At midnight, the assassin sat in the shadow of the Notre Dame at the Petit Pont Café reading another newspaper and drinking a coffee. A small duffel bag sat beneath the table. Ten minutes later, a blue Renault truck pulled up and double-parked outside. A man in a cap and tan coveralls with the name of his company, Premiere Piscine amp; Spa, embroidered across the back, entered and ordered a drink at the bar. The assassin watched him. He was right on time.
The man smoked a cigarette and made small talk with the bartender. Ten minutes later, he paid his bill and went downstairs to use the toilet. He had more than enough time to get to his job at the Ritz and they never let him use their toilet. The Ritz demanded that all deliveries, repairs to common areas, and the cleaning of the pool happen in the dead of night, as if by magic, so that guests would never be troubled by the appearance of any stray workmen.
The man stood on the dirty footrests of the Turkish toilet and began to relieve himself. When his steady stream of relief could be heard outside, the assassin emerged from the adjacent cabine, jerked open the pool cleaner’s door, and put two bullets into the back of his head with a silenced French nine-millimeter MAS pistol. The assassin dragged the lifeless body out, careful not to get any blood on the floor, and crammed it into an adjoining storage closet, where it wouldn’t be found until, at the earliest, the next afternoon.

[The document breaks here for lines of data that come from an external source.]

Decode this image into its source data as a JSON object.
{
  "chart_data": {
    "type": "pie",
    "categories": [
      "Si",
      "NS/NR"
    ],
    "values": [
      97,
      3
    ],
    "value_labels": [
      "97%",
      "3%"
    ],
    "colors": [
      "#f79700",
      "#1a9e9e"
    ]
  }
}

Quickly, the assassin pulled on an identical cap and pair of tan coveralls with Premiere Piscine amp; Spa embroidered across the back and then threw the duffel into the storage closet and closed the door. With the dangling cigarette and lowered head, no one suspected the figure leaving the café was anyone other than the pool man.
The assassin drove to a narrow, dimly lit street in Paris’s thirteenth arrondissement. A large key was fitted into a rusting lock, which opened a set of aging double doors, and the truck was backed into a filthy rented garage. It took the assassin only a matter of moments to load the required materials and be back on the road.
At the service entrance of the Ritz, the assassin parked the blue Renault and off-loaded a host of pool-cleaning supplies onto a handcart, including three large plastic barrels labeled “Chlorine.”
The security at the hotel was the absolute best in Paris. With the wide array of celebrities and dignitaries the hotel hosted, it had to be. The guard at the service entrance was paid to be vigilant, and he knew all of the regular service providers, including the pool cleaner.
“Where is Jacques tonight?” he asked, trying to get a good look beneath the cap at the pool cleaner’s unusual eyes.
“Migraine,” responded the assassin with a disinterested, blue-collar Parisian accent.
“I’ve never seen you before.”
“Jacques keeps all the important jobs for himself. I get the shitty pools out in the suburbs. But, at least I don’t have to do them in the middle of the night. Do you have a copy of the fax?”